Centuries of thought

C. Douglas' paintings effortlessly weave in philosophy, literature and art

March 15, 2012 08:51 pm | Updated 08:51 pm IST

Open to Interpretation One of Douglas' works

Open to Interpretation One of Douglas' works

Speaking with C. Douglas is like flicking through centuries of philosophical and literary thought; you catch glimpses of Nietzsche, Heidegger, Lacan, Eliot, Milton — all within the brief arc of your thumb moving from the first page to falter on the last. Even if you had read all these works with close scrutiny, it would take some practise to swing so swiftly from Derrida to Sophocles, and then back to Barthes with the deftness with which Douglas does. Or, perhaps, I'm just slow.

Douglas seems to have read absolutely everything, and the slim strands of thought he's extracted from the vast bibliography of texts he carries so effortlessly in his mind are woven into the elaborate skein of his art.
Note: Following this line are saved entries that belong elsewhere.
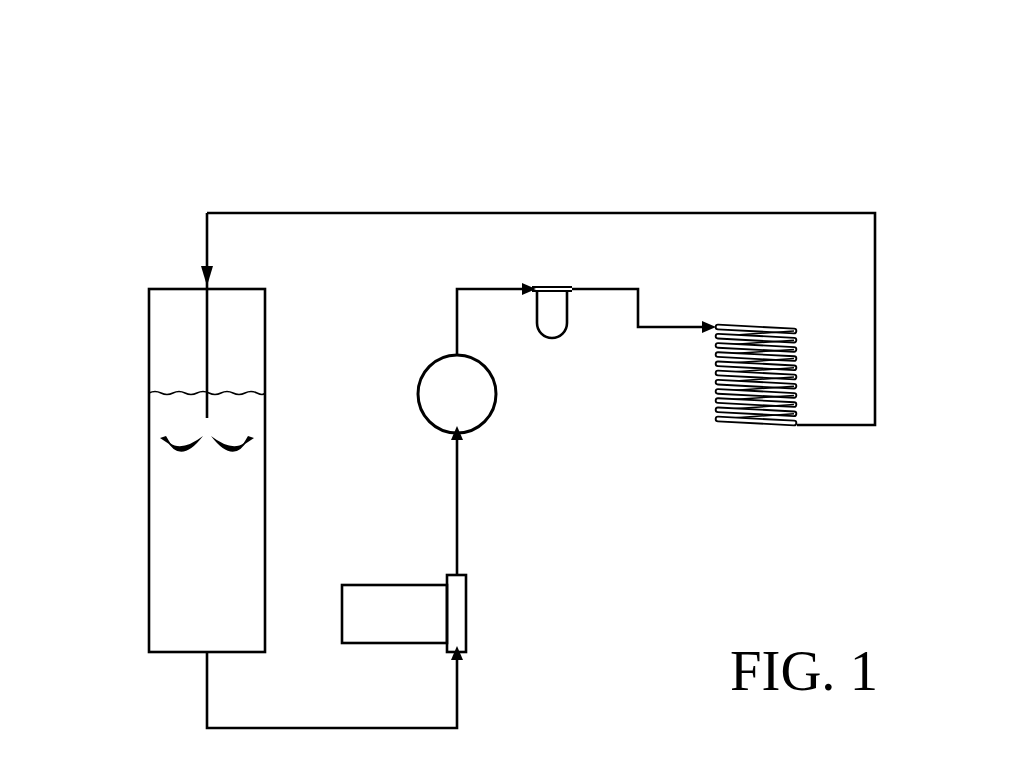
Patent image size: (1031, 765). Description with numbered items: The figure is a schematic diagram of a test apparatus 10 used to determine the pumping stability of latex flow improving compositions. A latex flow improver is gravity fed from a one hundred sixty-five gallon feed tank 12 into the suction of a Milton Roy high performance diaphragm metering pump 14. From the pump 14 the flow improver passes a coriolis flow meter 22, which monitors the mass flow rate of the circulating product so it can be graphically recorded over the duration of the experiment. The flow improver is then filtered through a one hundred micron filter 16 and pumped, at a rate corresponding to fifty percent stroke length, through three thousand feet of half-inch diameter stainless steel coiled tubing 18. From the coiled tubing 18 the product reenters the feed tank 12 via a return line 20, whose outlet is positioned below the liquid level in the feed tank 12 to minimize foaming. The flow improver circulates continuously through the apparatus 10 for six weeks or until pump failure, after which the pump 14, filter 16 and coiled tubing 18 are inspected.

The test apparatus 10 is at (895, 100).
The feed tank 12 is at (149, 318).
The metering pump 14 is at (387, 585).
The filter 16 is at (565, 287).
The coiled tubing 18 is at (787, 313).
The return line 20 is at (207, 236).
The coriolis flow meter 22 is at (424, 368).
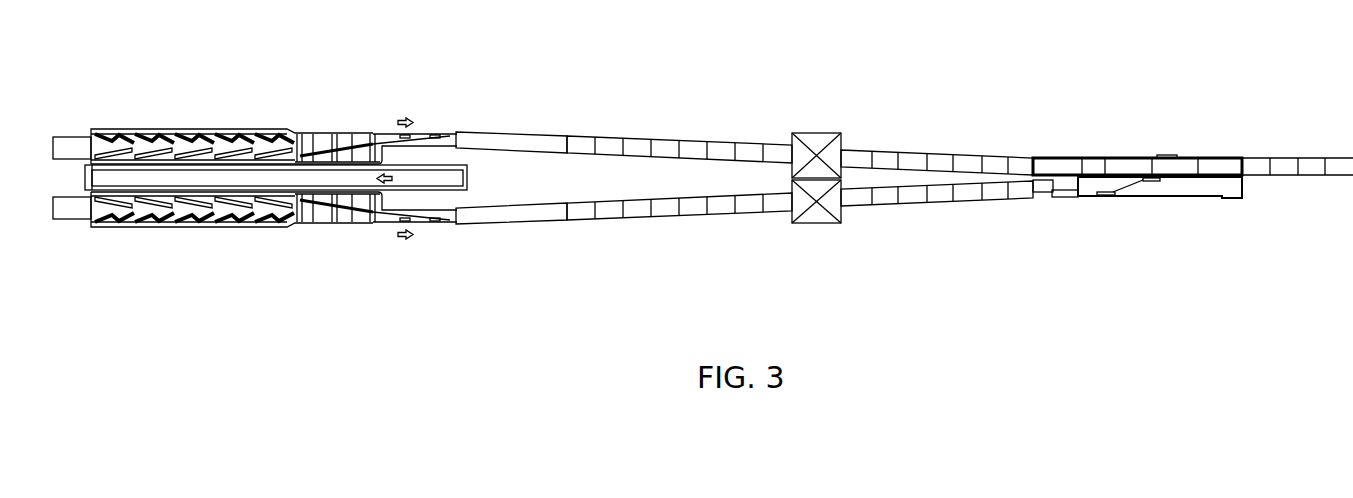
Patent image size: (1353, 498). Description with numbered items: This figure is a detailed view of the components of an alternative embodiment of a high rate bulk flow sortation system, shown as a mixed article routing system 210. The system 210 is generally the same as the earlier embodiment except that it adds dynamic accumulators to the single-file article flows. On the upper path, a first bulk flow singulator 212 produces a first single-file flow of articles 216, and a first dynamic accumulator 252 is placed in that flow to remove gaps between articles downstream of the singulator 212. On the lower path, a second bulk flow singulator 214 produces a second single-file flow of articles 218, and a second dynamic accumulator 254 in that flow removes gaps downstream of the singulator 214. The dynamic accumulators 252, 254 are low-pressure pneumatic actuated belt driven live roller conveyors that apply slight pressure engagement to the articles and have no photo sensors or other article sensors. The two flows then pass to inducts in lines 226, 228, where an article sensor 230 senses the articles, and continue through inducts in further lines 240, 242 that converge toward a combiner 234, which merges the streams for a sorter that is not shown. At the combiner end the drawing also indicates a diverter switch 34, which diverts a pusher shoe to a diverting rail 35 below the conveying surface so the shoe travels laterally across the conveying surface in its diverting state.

The mixed article routing system 210 is at (758, 50).
The first bulk flow singulator 212 is at (188, 128).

His latest series ‘Blind Poet and the Butterfly' combines the metaphors of the blind poet and the seeing butterfly. Yet here, blindness doesn't represent a physical handicap of the flesh, but instead, a rebellion against the autocracy of the eye — suggesting a way of seeing beyond what is physically registered. Conversely, butterflies carry the images of eyes the back of their wings to deter predators; where the poet feigns blindness, the butterfly feigns eyes.

Whilst operating on numerous layered planes, the series recognises the instabilities of language along with that of the gaze. Juxtaposing text alongside image, and repeatedly using the word ‘word', his work illustrates the very limits of language as a communicative system, and how it operates within the much larger fabric of context and reference. Looking at words through the semiotic lens, he recognises language as built on a system of arbitrary signs and symbols, observing that ‘meaning' is not a fixed, but protean entity that is forever being formed and reformed in the crucible of contemporary society.

Every colour and line of his papers navigates a course that sees each element and material it uses as weighted with significance and connotation, such that it could eternally be interpreted — there is no finite meaning imposed.

His metaphors and motifs connote, but do not denote. Douglas' points out that Northern European art has often had a distinctly darker, moodier tone; compare Munch to Matisse, he says, or Auerbach to Picasso.

A sense of introspection

He shares that sense of darkness and introspection, and his colours and scrawling texts are also influenced by the attention to calligraphy and script of the Madras School, led by Panicker. In fact, although his work bears influences of darker neo-expressionist tones and Madras School scripts, Douglas also quietly acknowledges these new forms of art that are becoming so prolific (as illustrated by the current Whitney Biennial 2012).

Tucked away in a corner of Focus Art Gallery is a small projector comprising Douglas' experimentation with a new form — somewhat asynchronous with the series of painted papers that line the gallery walls, but intriguing, nonetheless.

It is clear that philosophy, literature and art make up the triumvirate that rule Douglas' thought, and whilst they may make for excellent rulers, they do not bend or relent easily to the casual subject. His work is challenging. I could attempt to trace the intellectual impetus behind his art — but that would be challenging for me and tedious for you. And, actually, somewhat superfluous in this context. This isn't to suggest that Douglas' work is inaccessible — in fact, it's openness to interpretation is liberating.

Rather than speaking to Douglas, you should look at his work. His pieces are a vague blueprint of a sensitive, observant mind, rather than a map dictating the direction and destination you should take when approaching his work.

Like playing with an infinite Matryoshka doll, with each outer shell prised open, there is a smaller, equally integral facet within, which in turn contains another and another and another… all separate and hidden, but part of a larger, elusive whole.